Jeder anständige Preis hat seinen Gegenpreis. Der Nobelpreis den alternativen Nobelpreis, der Oscar die Goldene Himbeere. Auch der Ballon d'Or, der Goldene Ball, mit dem der beste Fußballer der Welt jährlich ausgezeichnet wird, hat sein Pendant: Den Ballon de Plomb, den Bleiernen Ball für katastrophale Auftritte auf und neben dem Platz. Gewählt wird der Preisträger seit 2003 von den Lesern des französischen Sportmagazins Les Cahiers du football.

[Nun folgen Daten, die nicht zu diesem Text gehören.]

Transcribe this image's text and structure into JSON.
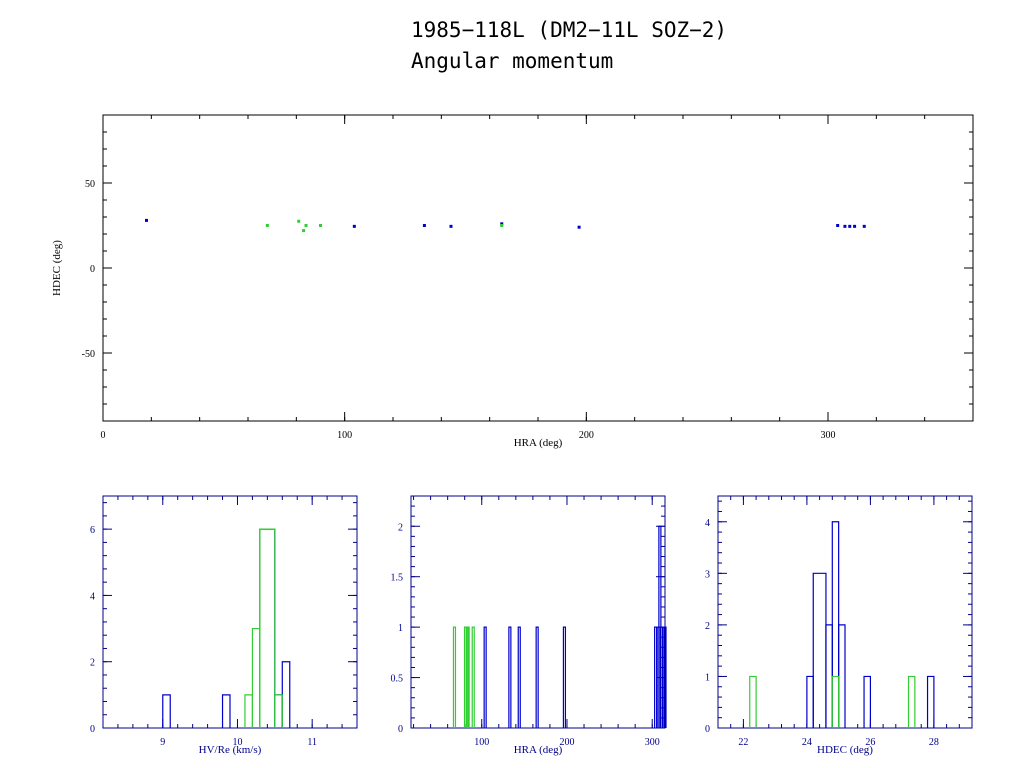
{
  "page": {
    "title_line1": "1985−118L (DM2−11L SOZ−2)",
    "title_line2": "Angular momentum"
  },
  "colors": {
    "axis_top": "#000000",
    "axis_bottom": "#00008b",
    "series_blue": "#0000cd",
    "series_green": "#32cd32"
  },
  "chart_data": [
    {
      "type": "scatter",
      "xlabel": "HRA (deg)",
      "ylabel": "HDEC (deg)",
      "xlim": [
        0,
        360
      ],
      "ylim": [
        -90,
        90
      ],
      "xticks": [
        0,
        100,
        200,
        300
      ],
      "yticks": [
        -50,
        0,
        50
      ],
      "series": [
        {
          "color": "series_blue",
          "points": [
            [
              18,
              28
            ],
            [
              104,
              24.5
            ],
            [
              133,
              25
            ],
            [
              144,
              24.5
            ],
            [
              165,
              26
            ],
            [
              197,
              24
            ],
            [
              304,
              25
            ],
            [
              307,
              24.5
            ],
            [
              309,
              24.5
            ],
            [
              311,
              24.5
            ],
            [
              315,
              24.5
            ]
          ]
        },
        {
          "color": "series_green",
          "points": [
            [
              68,
              25
            ],
            [
              81,
              27.5
            ],
            [
              83,
              22
            ],
            [
              84,
              25
            ],
            [
              90,
              25
            ],
            [
              165,
              25
            ]
          ]
        }
      ]
    },
    {
      "type": "bar",
      "subtype": "step-histogram",
      "xlabel": "HV/Re (km/s)",
      "xlim": [
        8.2,
        11.6
      ],
      "ylim": [
        0,
        7
      ],
      "xticks": [
        9,
        10,
        11
      ],
      "yticks": [
        0,
        2,
        4,
        6
      ],
      "series": [
        {
          "color": "series_blue",
          "bins": [
            [
              9.0,
              9.1,
              1
            ],
            [
              9.8,
              9.9,
              1
            ],
            [
              10.3,
              10.5,
              6
            ],
            [
              10.5,
              10.6,
              1
            ],
            [
              10.6,
              10.7,
              2
            ]
          ]
        },
        {
          "color": "series_green",
          "bins": [
            [
              10.1,
              10.2,
              1
            ],
            [
              10.2,
              10.3,
              3
            ],
            [
              10.3,
              10.5,
              6
            ],
            [
              10.5,
              10.6,
              1
            ]
          ]
        }
      ]
    },
    {
      "type": "bar",
      "subtype": "step-histogram",
      "xlabel": "HRA (deg)",
      "xlim": [
        17,
        315
      ],
      "ylim": [
        0,
        2.3
      ],
      "xticks": [
        100,
        200,
        300
      ],
      "yticks": [
        0,
        0.5,
        1,
        1.5,
        2
      ],
      "yticklabels": [
        "0",
        "0.5",
        "1",
        "1.5",
        "2"
      ],
      "series": [
        {
          "color": "series_blue",
          "bars": [
            [
              104,
              1
            ],
            [
              133,
              1
            ],
            [
              144,
              1
            ],
            [
              165,
              1
            ],
            [
              197,
              1
            ],
            [
              304,
              1
            ],
            [
              307,
              1
            ],
            [
              309,
              2
            ],
            [
              311,
              1
            ],
            [
              315,
              1
            ]
          ]
        },
        {
          "color": "series_green",
          "bars": [
            [
              68,
              1
            ],
            [
              81,
              1
            ],
            [
              83,
              1
            ],
            [
              84,
              1
            ],
            [
              90,
              1
            ]
          ]
        }
      ]
    },
    {
      "type": "bar",
      "subtype": "step-histogram",
      "xlabel": "HDEC (deg)",
      "xlim": [
        21.2,
        29.2
      ],
      "ylim": [
        0,
        4.5
      ],
      "xticks": [
        22,
        24,
        26,
        28
      ],
      "yticks": [
        0,
        1,
        2,
        3,
        4
      ],
      "series": [
        {
          "color": "series_blue",
          "bins": [
            [
              24.0,
              24.2,
              1
            ],
            [
              24.2,
              24.6,
              3
            ],
            [
              24.6,
              24.8,
              2
            ],
            [
              24.8,
              25.0,
              4
            ],
            [
              25.0,
              25.2,
              2
            ],
            [
              25.8,
              26.0,
              1
            ],
            [
              27.8,
              28.0,
              1
            ]
          ]
        },
        {
          "color": "series_green",
          "bins": [
            [
              22.2,
              22.4,
              1
            ],
            [
              24.8,
              25.0,
              1
            ],
            [
              27.2,
              27.4,
              1
            ]
          ]
        }
      ]
    }
  ]
}
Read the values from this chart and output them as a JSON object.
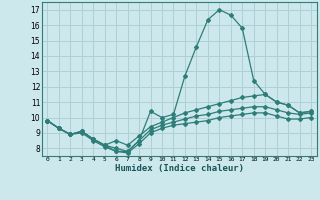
{
  "xlabel": "Humidex (Indice chaleur)",
  "xlim": [
    -0.5,
    23.5
  ],
  "ylim": [
    7.5,
    17.5
  ],
  "xticks": [
    0,
    1,
    2,
    3,
    4,
    5,
    6,
    7,
    8,
    9,
    10,
    11,
    12,
    13,
    14,
    15,
    16,
    17,
    18,
    19,
    20,
    21,
    22,
    23
  ],
  "yticks": [
    8,
    9,
    10,
    11,
    12,
    13,
    14,
    15,
    16,
    17
  ],
  "bg_color": "#cce8ec",
  "grid_color": "#aecfd4",
  "line_color": "#2e7d78",
  "line1_y": [
    9.8,
    9.3,
    8.9,
    9.1,
    8.6,
    8.2,
    7.8,
    7.8,
    8.5,
    10.4,
    10.0,
    10.2,
    12.7,
    14.6,
    16.35,
    17.0,
    16.65,
    15.8,
    12.4,
    11.5,
    11.0,
    10.8,
    10.3,
    10.4
  ],
  "line2_y": [
    9.8,
    9.3,
    8.9,
    9.1,
    8.6,
    8.2,
    8.5,
    8.2,
    8.8,
    9.4,
    9.7,
    10.0,
    10.3,
    10.5,
    10.7,
    10.9,
    11.1,
    11.3,
    11.4,
    11.5,
    11.0,
    10.8,
    10.3,
    10.4
  ],
  "line3_y": [
    9.8,
    9.3,
    8.9,
    9.1,
    8.6,
    8.2,
    8.0,
    7.8,
    8.5,
    9.2,
    9.5,
    9.7,
    9.9,
    10.1,
    10.2,
    10.4,
    10.5,
    10.6,
    10.7,
    10.7,
    10.5,
    10.3,
    10.2,
    10.3
  ],
  "line4_y": [
    9.8,
    9.3,
    8.9,
    9.0,
    8.5,
    8.1,
    7.8,
    7.7,
    8.3,
    9.0,
    9.3,
    9.5,
    9.6,
    9.7,
    9.8,
    10.0,
    10.1,
    10.2,
    10.3,
    10.3,
    10.1,
    9.9,
    9.9,
    10.0
  ]
}
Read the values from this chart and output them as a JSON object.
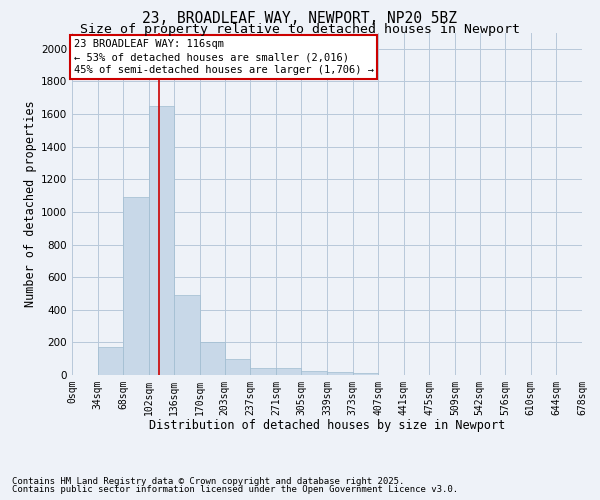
{
  "title1": "23, BROADLEAF WAY, NEWPORT, NP20 5BZ",
  "title2": "Size of property relative to detached houses in Newport",
  "xlabel": "Distribution of detached houses by size in Newport",
  "ylabel": "Number of detached properties",
  "bar_color": "#c8d8e8",
  "bar_edgecolor": "#a0bcd0",
  "bar_linewidth": 0.5,
  "vline_x": 116,
  "vline_color": "#cc0000",
  "annotation_box_text": "23 BROADLEAF WAY: 116sqm\n← 53% of detached houses are smaller (2,016)\n45% of semi-detached houses are larger (1,706) →",
  "annotation_box_color": "#cc0000",
  "annotation_box_facecolor": "white",
  "footnote1": "Contains HM Land Registry data © Crown copyright and database right 2025.",
  "footnote2": "Contains public sector information licensed under the Open Government Licence v3.0.",
  "bg_color": "#eef2f8",
  "ylim": [
    0,
    2100
  ],
  "yticks": [
    0,
    200,
    400,
    600,
    800,
    1000,
    1200,
    1400,
    1600,
    1800,
    2000
  ],
  "bin_edges": [
    0,
    34,
    68,
    102,
    136,
    170,
    203,
    237,
    271,
    305,
    339,
    373,
    407,
    441,
    475,
    509,
    542,
    576,
    610,
    644,
    678
  ],
  "bar_heights": [
    0,
    170,
    1090,
    1650,
    490,
    200,
    100,
    45,
    40,
    25,
    20,
    12,
    0,
    0,
    0,
    0,
    0,
    0,
    0,
    0
  ],
  "tick_labels": [
    "0sqm",
    "34sqm",
    "68sqm",
    "102sqm",
    "136sqm",
    "170sqm",
    "203sqm",
    "237sqm",
    "271sqm",
    "305sqm",
    "339sqm",
    "373sqm",
    "407sqm",
    "441sqm",
    "475sqm",
    "509sqm",
    "542sqm",
    "576sqm",
    "610sqm",
    "644sqm",
    "678sqm"
  ],
  "grid_color": "#b8c8da",
  "title_fontsize": 10.5,
  "subtitle_fontsize": 9.5,
  "tick_fontsize": 7,
  "label_fontsize": 8.5,
  "footnote_fontsize": 6.5,
  "annotation_fontsize": 7.5
}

Die Kriterien sind fußballerisches Unvermögen, misslungene Karriereplanung und Charakterlosigkeit. In allen Kategorien brilliert der diesjährige Gewinner auf selten beeindruckende Weise. Wären unsere Titel-Kandidaten börsennotiert gewesen, Moody's hätte unserem Gewinner ein Triple A verpasst, schreibt das Magazin. Es geht um Moussa Maazou, Stürmer, Nationalspieler aus dem Niger, für den es im Jahr 2011 zuverlässig bergab ging – von Südfrankreich über Moskau bis in die belgische Provinz.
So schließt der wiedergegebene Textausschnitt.